When CommonWealth was investigating clerk-magistrates for its story, Powers was a focus of the reporting. Several court employees said he had a spotty attendance record and was constantly tardy for work. Over the course of several weeks, we spot-checked Powers’s home in Hyde Park and his office at Barnstable court. On three of those days, Powers’s two cars were in his Hyde Park driveway while his parking space behind the court was empty or occupied by another employee. At least twice Powers’s blue Honda with a distinctive three-digit license plate pulled into the court parking lot between 9:30 and 10 a.m., an hour or more after the court had already opened for business. One of those times, Powers parked in an adjacent spot because his designated spot was taken. Several minutes later, a court employee dashed out and moved his vehicle.
The CommonWealth article did not include any reference to Powers’s name or habits because it could not be verified if he was on vacation or had other authorized days off when he was away from the court. Powers at the time did not return several calls and CommonWealth’s request for attendance and time documents was denied because court records are not subject to the state’s Public Records Law. The report on Powers indicates court officials began their own investigation of him in early 2011 and, later that year, transferred him to Taunton District Court to learn how to be a good clerk-magistrate, which became moot when the SJC terminated him.
The roll call of those removed from office for malfeasance is wafer-thin. Former Northampton District Court clerk-magistrate Janet Rowe Dugan was removed in 1993 for fixing tickets and showing favoritism toward friends in rulings as well as other official misconduct.

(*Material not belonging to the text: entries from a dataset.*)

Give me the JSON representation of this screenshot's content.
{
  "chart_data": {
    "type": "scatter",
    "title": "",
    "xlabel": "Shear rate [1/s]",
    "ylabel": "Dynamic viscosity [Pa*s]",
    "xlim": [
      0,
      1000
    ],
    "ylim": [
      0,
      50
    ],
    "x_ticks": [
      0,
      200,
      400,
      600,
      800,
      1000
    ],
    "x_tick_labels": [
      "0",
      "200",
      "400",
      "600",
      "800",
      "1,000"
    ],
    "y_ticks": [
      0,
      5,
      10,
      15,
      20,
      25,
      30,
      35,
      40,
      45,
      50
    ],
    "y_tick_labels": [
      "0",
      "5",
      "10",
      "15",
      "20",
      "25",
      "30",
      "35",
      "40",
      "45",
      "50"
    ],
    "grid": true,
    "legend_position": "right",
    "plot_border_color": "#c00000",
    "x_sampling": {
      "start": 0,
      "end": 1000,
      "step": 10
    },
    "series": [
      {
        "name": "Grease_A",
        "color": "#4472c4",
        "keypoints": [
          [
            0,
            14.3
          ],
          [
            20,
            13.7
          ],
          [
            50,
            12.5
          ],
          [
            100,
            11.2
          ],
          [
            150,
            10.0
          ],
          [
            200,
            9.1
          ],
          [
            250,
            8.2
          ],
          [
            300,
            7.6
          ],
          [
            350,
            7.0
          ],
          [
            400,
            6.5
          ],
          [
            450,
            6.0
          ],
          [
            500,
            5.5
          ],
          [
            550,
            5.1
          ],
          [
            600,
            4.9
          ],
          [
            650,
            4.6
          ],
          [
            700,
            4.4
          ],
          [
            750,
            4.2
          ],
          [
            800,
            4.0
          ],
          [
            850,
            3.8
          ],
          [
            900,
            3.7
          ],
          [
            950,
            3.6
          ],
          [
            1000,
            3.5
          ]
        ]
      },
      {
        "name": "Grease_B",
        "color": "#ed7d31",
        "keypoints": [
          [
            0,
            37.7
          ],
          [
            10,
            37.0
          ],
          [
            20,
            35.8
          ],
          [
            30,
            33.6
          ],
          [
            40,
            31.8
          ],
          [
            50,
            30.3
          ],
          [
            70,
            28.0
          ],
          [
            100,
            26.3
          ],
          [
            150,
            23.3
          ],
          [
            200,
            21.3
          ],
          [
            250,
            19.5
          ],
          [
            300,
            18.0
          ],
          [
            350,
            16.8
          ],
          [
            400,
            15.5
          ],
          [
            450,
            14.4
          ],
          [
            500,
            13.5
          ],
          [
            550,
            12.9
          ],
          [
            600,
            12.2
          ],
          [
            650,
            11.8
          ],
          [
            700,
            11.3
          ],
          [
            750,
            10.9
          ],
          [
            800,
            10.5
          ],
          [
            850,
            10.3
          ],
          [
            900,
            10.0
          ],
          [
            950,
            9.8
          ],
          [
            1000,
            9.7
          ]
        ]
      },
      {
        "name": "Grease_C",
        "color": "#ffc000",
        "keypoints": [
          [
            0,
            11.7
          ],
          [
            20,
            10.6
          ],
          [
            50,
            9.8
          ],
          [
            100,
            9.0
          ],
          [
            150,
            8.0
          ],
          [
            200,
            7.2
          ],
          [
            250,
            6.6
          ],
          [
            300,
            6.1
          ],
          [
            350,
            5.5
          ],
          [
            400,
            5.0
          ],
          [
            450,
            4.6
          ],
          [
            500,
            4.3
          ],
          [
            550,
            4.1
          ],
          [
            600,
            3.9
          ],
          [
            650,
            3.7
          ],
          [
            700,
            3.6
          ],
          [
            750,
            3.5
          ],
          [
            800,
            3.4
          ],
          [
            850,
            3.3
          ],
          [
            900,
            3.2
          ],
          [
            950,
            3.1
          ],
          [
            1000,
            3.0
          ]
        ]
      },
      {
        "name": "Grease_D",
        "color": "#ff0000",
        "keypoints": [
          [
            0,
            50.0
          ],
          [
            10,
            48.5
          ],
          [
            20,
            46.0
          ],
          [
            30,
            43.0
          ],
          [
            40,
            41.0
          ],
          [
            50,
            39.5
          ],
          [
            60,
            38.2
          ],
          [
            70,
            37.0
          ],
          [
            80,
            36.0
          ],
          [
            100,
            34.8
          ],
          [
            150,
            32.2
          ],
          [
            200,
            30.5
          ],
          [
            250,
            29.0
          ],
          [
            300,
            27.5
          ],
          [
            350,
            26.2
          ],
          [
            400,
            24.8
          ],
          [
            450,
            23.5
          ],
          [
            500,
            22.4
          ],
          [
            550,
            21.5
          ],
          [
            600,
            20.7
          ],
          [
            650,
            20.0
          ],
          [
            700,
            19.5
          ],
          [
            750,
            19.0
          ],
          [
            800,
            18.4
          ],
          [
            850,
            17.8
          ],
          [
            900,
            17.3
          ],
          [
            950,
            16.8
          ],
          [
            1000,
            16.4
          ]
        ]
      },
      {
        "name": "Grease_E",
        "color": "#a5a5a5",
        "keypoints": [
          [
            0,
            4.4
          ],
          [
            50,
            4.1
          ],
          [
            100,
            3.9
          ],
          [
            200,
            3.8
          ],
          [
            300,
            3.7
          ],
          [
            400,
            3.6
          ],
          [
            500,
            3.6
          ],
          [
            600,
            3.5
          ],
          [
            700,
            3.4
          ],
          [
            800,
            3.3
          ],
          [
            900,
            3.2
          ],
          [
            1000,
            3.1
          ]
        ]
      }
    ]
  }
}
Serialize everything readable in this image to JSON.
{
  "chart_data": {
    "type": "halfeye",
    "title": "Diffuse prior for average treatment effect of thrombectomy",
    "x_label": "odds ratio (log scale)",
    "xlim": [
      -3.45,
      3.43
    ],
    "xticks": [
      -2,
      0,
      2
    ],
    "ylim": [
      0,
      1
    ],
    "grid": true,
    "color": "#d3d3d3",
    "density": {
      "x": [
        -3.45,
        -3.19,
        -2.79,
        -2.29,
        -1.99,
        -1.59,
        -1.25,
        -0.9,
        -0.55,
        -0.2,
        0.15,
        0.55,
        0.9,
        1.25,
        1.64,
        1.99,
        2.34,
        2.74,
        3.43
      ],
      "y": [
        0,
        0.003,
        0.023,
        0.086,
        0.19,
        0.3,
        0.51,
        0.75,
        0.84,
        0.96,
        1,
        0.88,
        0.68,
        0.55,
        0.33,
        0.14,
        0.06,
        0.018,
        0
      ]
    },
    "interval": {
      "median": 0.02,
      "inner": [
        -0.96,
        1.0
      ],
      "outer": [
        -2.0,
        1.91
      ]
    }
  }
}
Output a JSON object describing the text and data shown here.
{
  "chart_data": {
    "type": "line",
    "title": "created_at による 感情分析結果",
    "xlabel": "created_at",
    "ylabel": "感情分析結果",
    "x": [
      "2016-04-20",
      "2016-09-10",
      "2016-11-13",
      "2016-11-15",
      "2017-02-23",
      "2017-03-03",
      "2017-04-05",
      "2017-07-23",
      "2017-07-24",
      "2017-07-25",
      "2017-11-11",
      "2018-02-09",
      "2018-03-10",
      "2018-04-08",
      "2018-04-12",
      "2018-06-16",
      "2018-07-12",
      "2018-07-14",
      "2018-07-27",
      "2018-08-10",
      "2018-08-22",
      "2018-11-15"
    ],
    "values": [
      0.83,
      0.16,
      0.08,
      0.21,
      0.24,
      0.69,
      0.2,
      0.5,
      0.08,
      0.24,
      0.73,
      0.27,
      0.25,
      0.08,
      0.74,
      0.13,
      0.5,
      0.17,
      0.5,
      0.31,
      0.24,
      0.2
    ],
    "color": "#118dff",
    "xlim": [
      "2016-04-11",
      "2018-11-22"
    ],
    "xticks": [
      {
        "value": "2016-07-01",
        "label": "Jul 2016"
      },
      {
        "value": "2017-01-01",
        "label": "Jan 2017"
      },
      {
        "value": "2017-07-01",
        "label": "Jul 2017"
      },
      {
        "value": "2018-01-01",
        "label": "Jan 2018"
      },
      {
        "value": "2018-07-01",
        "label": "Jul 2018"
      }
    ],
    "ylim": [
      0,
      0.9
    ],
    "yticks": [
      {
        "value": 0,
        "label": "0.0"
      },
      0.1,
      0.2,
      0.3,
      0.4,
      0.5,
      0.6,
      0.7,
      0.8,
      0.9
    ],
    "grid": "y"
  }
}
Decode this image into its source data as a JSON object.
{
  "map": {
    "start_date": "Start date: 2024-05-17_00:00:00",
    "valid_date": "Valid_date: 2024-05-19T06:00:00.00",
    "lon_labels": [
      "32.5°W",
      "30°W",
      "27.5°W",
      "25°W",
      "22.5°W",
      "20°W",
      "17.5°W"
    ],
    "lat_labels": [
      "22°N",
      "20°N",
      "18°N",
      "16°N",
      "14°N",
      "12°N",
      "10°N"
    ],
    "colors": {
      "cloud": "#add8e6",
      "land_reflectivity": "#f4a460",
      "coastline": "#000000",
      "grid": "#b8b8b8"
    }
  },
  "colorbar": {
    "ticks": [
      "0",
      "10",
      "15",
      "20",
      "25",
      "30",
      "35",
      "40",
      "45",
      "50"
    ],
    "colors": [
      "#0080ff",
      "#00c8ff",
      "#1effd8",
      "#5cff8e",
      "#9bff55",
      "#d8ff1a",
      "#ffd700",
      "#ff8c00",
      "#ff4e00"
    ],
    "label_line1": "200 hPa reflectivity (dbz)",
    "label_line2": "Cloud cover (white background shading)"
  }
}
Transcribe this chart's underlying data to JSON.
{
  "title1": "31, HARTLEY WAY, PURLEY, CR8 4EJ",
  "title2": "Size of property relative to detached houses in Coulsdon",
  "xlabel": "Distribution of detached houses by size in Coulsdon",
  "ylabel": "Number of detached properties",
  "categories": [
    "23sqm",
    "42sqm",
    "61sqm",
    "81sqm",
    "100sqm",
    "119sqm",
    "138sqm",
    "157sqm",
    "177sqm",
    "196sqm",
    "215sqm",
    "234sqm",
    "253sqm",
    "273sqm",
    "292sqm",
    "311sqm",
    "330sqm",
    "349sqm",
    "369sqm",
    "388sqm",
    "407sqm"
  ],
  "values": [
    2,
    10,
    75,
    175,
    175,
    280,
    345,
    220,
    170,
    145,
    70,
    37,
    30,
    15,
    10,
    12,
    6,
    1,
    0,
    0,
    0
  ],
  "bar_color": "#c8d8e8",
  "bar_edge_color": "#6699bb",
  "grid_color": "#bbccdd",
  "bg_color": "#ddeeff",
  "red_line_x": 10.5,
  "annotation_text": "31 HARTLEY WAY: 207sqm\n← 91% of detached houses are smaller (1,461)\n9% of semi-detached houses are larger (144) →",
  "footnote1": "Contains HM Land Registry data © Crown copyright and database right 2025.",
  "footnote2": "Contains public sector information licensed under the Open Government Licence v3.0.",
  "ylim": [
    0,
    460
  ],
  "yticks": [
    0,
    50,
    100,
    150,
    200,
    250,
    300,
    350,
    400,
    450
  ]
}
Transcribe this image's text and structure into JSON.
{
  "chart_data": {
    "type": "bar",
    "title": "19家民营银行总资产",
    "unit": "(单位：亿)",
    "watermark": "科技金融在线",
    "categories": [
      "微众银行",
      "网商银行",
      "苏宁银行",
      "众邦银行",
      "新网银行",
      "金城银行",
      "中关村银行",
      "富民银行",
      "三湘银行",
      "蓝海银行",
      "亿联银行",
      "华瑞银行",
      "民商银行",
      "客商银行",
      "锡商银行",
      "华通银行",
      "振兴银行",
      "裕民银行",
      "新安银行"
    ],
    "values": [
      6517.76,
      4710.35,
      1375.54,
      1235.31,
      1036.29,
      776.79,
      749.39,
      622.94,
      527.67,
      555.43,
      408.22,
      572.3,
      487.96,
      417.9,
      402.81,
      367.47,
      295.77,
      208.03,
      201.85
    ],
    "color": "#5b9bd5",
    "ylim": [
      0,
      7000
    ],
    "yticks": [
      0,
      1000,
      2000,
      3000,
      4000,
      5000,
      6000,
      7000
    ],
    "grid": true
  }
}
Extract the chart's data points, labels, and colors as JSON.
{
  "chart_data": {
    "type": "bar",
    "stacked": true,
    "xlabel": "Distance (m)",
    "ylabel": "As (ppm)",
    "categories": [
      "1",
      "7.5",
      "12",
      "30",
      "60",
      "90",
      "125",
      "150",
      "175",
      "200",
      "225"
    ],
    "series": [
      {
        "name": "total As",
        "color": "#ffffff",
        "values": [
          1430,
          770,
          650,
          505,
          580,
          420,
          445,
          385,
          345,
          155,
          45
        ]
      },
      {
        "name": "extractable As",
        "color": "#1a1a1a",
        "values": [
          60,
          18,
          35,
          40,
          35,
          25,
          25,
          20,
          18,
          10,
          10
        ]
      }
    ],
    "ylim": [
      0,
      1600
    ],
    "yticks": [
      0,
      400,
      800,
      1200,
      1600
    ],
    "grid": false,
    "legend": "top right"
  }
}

Then-Framingham District Court clerk-magistrate Anthony Colonna, at 85, was deemed incompetent to stand trial in 2000 for assaulting a court employee but remained on paid suspension until he died five months later.
The bar that the SJC set in removing Powers from office was “the public good,” an undefined standard that will now have clerk-magistrates on alert and looking over their shoulders. “We conclude, after considering the totality of the circumstances, that the public good requires his removal,” Gant wrote in the opinion.
But Powers and any other clerks who lose their jobs for doing them poorly won’t have to fear for their retirement. Jon Carlisle, a spokesman for state Treasurer Steven Grossman, says because Powers was removed for his job performance, and not because of any criminal conviction, he will retain his pension. Powers will receive about $76,000 a year in retirement, based on his nearly 35 years in state government as a probation officer and assistant district attorney and his three largest-earning years, which came as clerk-magistrate at about $110,000 a year.
Bean says he’s already heard “anecdotally” that some clerks have “cleaned up their act” as a result of the ruling, though he wouldn’t name names.